1990 he became part-time music research engineer and consultant at the Music Research Lab of the doctoral study unit in Sibelius Academy, the only music university in Finland. Later 1998 he was appointed as a project planning officer dedicating his time to project & concert productions as well as teaching at the very newly opened music technology department at Sibelius Academy.

He experimented his first computer networked composition 1998 at Warsaw Autumn, the prestigious international contemporary music festival with remotely connected string trio using live streaming technology that was yet at infant stage.

After intensive study on network communications technology and many experiments of its practical application to music, the summer 2001 he started 5 year research project funded by the Innovation Center of Sibelius Academy seeking new experimental compositional methods by means of the global computer network Internet.

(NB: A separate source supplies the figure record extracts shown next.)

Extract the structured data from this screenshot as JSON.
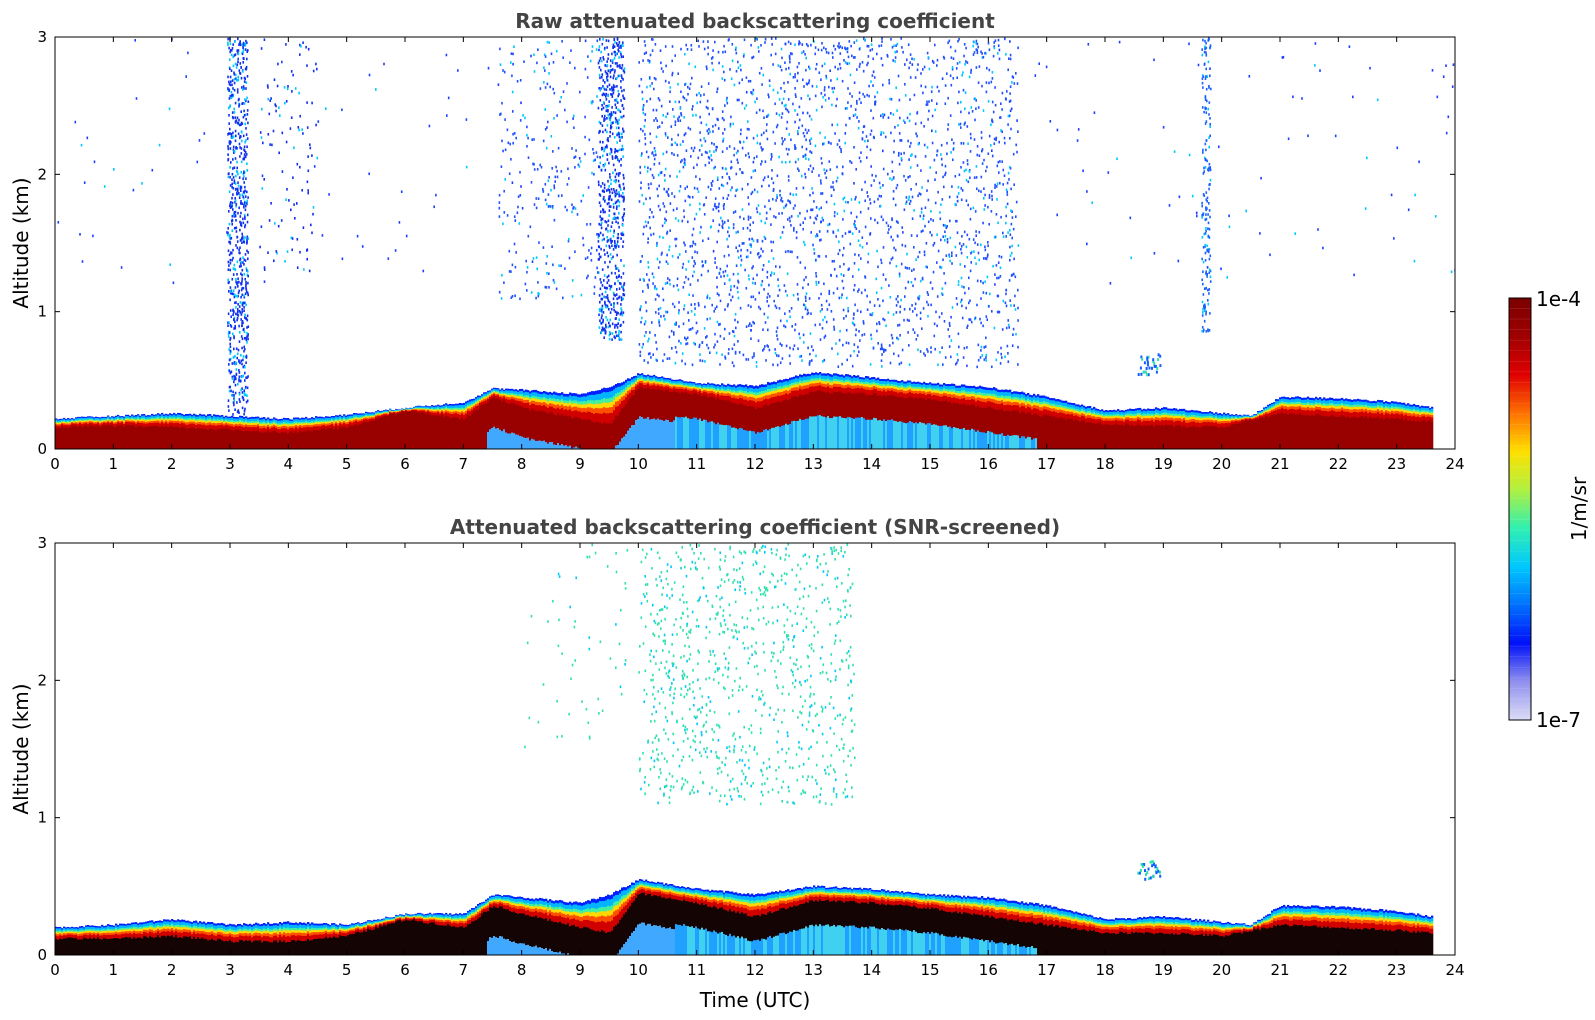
{
  "chart_data": [
    {
      "type": "heatmap",
      "title": "Raw attenuated backscattering coefficient",
      "xlabel": "",
      "ylabel": "Altitude (km)",
      "xlim": [
        0,
        24
      ],
      "ylim": [
        0,
        3
      ],
      "xticks": [
        0,
        1,
        2,
        3,
        4,
        5,
        6,
        7,
        8,
        9,
        10,
        11,
        12,
        13,
        14,
        15,
        16,
        17,
        18,
        19,
        20,
        21,
        22,
        23,
        24
      ],
      "yticks": [
        0,
        1,
        2,
        3
      ],
      "layer_top_km": {
        "x": [
          0,
          1,
          2,
          3,
          4,
          5,
          6,
          7,
          7.5,
          8,
          9,
          9.5,
          10,
          11,
          12,
          13,
          14,
          15,
          16,
          17,
          18,
          19,
          20,
          20.5,
          21,
          22,
          23,
          23.6
        ],
        "y": [
          0.22,
          0.24,
          0.26,
          0.24,
          0.22,
          0.25,
          0.3,
          0.34,
          0.44,
          0.43,
          0.4,
          0.45,
          0.55,
          0.48,
          0.46,
          0.56,
          0.52,
          0.48,
          0.45,
          0.38,
          0.28,
          0.3,
          0.26,
          0.24,
          0.38,
          0.37,
          0.34,
          0.3
        ]
      },
      "dense_layer_top_km": {
        "x": [
          0,
          1,
          2,
          3,
          4,
          5,
          6,
          7,
          7.5,
          8,
          9,
          9.5,
          10,
          11,
          12,
          13,
          14,
          15,
          16,
          17,
          18,
          19,
          20,
          21,
          22,
          23,
          23.6
        ],
        "y": [
          0.16,
          0.17,
          0.16,
          0.14,
          0.12,
          0.16,
          0.28,
          0.22,
          0.38,
          0.3,
          0.22,
          0.18,
          0.45,
          0.4,
          0.3,
          0.42,
          0.4,
          0.36,
          0.3,
          0.24,
          0.18,
          0.17,
          0.16,
          0.26,
          0.24,
          0.22,
          0.2
        ]
      },
      "noise_regions": [
        {
          "x0": 2.95,
          "x1": 3.3,
          "ybottom": 0.25,
          "ytop": 3.0,
          "density": 0.55,
          "color": "#1030f0"
        },
        {
          "x0": 9.3,
          "x1": 9.75,
          "ybottom": 0.8,
          "ytop": 3.0,
          "density": 0.5,
          "color": "#1030f0"
        },
        {
          "x0": 10.0,
          "x1": 16.5,
          "ybottom": 0.6,
          "ytop": 3.0,
          "density": 0.12,
          "color": "#2050ff"
        },
        {
          "x0": 7.6,
          "x1": 9.3,
          "ybottom": 1.1,
          "ytop": 3.0,
          "density": 0.06,
          "color": "#2050ff"
        },
        {
          "x0": 3.5,
          "x1": 4.5,
          "ybottom": 1.3,
          "ytop": 3.0,
          "density": 0.05,
          "color": "#1030f0"
        },
        {
          "x0": 19.65,
          "x1": 19.8,
          "ybottom": 0.85,
          "ytop": 3.0,
          "density": 0.4,
          "color": "#1a60ff"
        },
        {
          "x0": 0,
          "x1": 24,
          "ybottom": 1.2,
          "ytop": 3.0,
          "density": 0.004,
          "color": "#1a40ff"
        }
      ]
    },
    {
      "type": "heatmap",
      "title": "Attenuated backscattering coefficient (SNR-screened)",
      "xlabel": "Time (UTC)",
      "ylabel": "Altitude (km)",
      "xlim": [
        0,
        24
      ],
      "ylim": [
        0,
        3
      ],
      "xticks": [
        0,
        1,
        2,
        3,
        4,
        5,
        6,
        7,
        8,
        9,
        10,
        11,
        12,
        13,
        14,
        15,
        16,
        17,
        18,
        19,
        20,
        21,
        22,
        23,
        24
      ],
      "yticks": [
        0,
        1,
        2,
        3
      ],
      "layer_top_km": {
        "x": [
          0,
          1,
          2,
          3,
          4,
          5,
          6,
          7,
          7.5,
          8,
          9,
          9.5,
          10,
          11,
          12,
          13,
          14,
          15,
          16,
          17,
          18,
          19,
          20,
          20.5,
          21,
          22,
          23,
          23.6
        ],
        "y": [
          0.2,
          0.22,
          0.26,
          0.22,
          0.24,
          0.22,
          0.3,
          0.3,
          0.44,
          0.42,
          0.38,
          0.44,
          0.55,
          0.48,
          0.44,
          0.5,
          0.48,
          0.44,
          0.42,
          0.36,
          0.26,
          0.28,
          0.24,
          0.22,
          0.36,
          0.35,
          0.32,
          0.28
        ]
      },
      "dense_layer_top_km": {
        "x": [
          0,
          1,
          2,
          3,
          4,
          5,
          6,
          7,
          7.5,
          8,
          9,
          9.5,
          10,
          11,
          12,
          13,
          14,
          15,
          16,
          17,
          18,
          19,
          20,
          21,
          22,
          23,
          23.6
        ],
        "y": [
          0.12,
          0.12,
          0.14,
          0.1,
          0.1,
          0.14,
          0.26,
          0.2,
          0.36,
          0.3,
          0.2,
          0.16,
          0.45,
          0.38,
          0.28,
          0.4,
          0.38,
          0.34,
          0.28,
          0.22,
          0.16,
          0.16,
          0.14,
          0.22,
          0.2,
          0.18,
          0.16
        ]
      },
      "noise_regions": [
        {
          "x0": 10.0,
          "x1": 13.7,
          "ybottom": 1.1,
          "ytop": 3.0,
          "density": 0.1,
          "color": "#30e0b0"
        },
        {
          "x0": 8.0,
          "x1": 9.8,
          "ybottom": 1.5,
          "ytop": 3.0,
          "density": 0.015,
          "color": "#30e0b0"
        }
      ]
    }
  ],
  "colorbar": {
    "min_label": "1e-7",
    "max_label": "1e-4",
    "unit_label": "1/m/sr",
    "scale": "log",
    "colors": [
      "#dcdcf6",
      "#9090ee",
      "#0010f8",
      "#0070ff",
      "#00c8ff",
      "#30f0b0",
      "#b0f040",
      "#ffe000",
      "#ff7000",
      "#e00000",
      "#a00000",
      "#7a0000"
    ]
  }
}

He was researcher/composer in residence at ZKM in Karlsruhe, Germany spring 2000 and again later Autumn 2001 during which time he held some lecture workshops at Basel Music Academy in Switzerland. He was invited as artist/researcher in residence from many universities such as Dartmouth Collage in US, Salford University in UK, Estonian Music Academy, Tokyo University of Arts and Music, Osaka University of Arts, Aichi University of Arts in Japan among others. 2004 – 2005 he organized a series of live electronics music concerts called New Music Academy where he introduced experimental live electronics works by both academic and non academic composers. New Music Academy concerts are all documented into 6 DVDs and published.

When the research project ended and came to face the severe fact that experimental music has no welcome position in music school, he left Sibelius Academy and opened a fresh course in Finnish Academy of Fine Arts in the Fall of 2006. His class named Experimental Sound Expression immediately attracted many fine art students from all the departments such as the department of painting, sculpture, printmaking and new media art as well as many students from other art universities and foreign exchange students. He also participated in Nordic Sound Art MA program and ECMCT, European Course for Music Composition & Technology MA program as guest teacher,  where he gave workshops and taught many international music/art students.

In Summer 2008 he founded SILAKKA Productions, a private enterprise registered in Finland, where he produces the community radio show introducing experimental music/musicians & sound art/artis. The company produced the  debut album of a psychedelic garage band and a series of experimental art evenings at the lobby of the Academy of Fine Arts. The direction where the new company is heading is currently wide open producing various kinds of artistic and experimental works. Currently he devotes his time mainly to composing and he is scheduled to return to artist in residency program at ZKM early January 2010 to compose his newest site-specific spatial work with colored noises.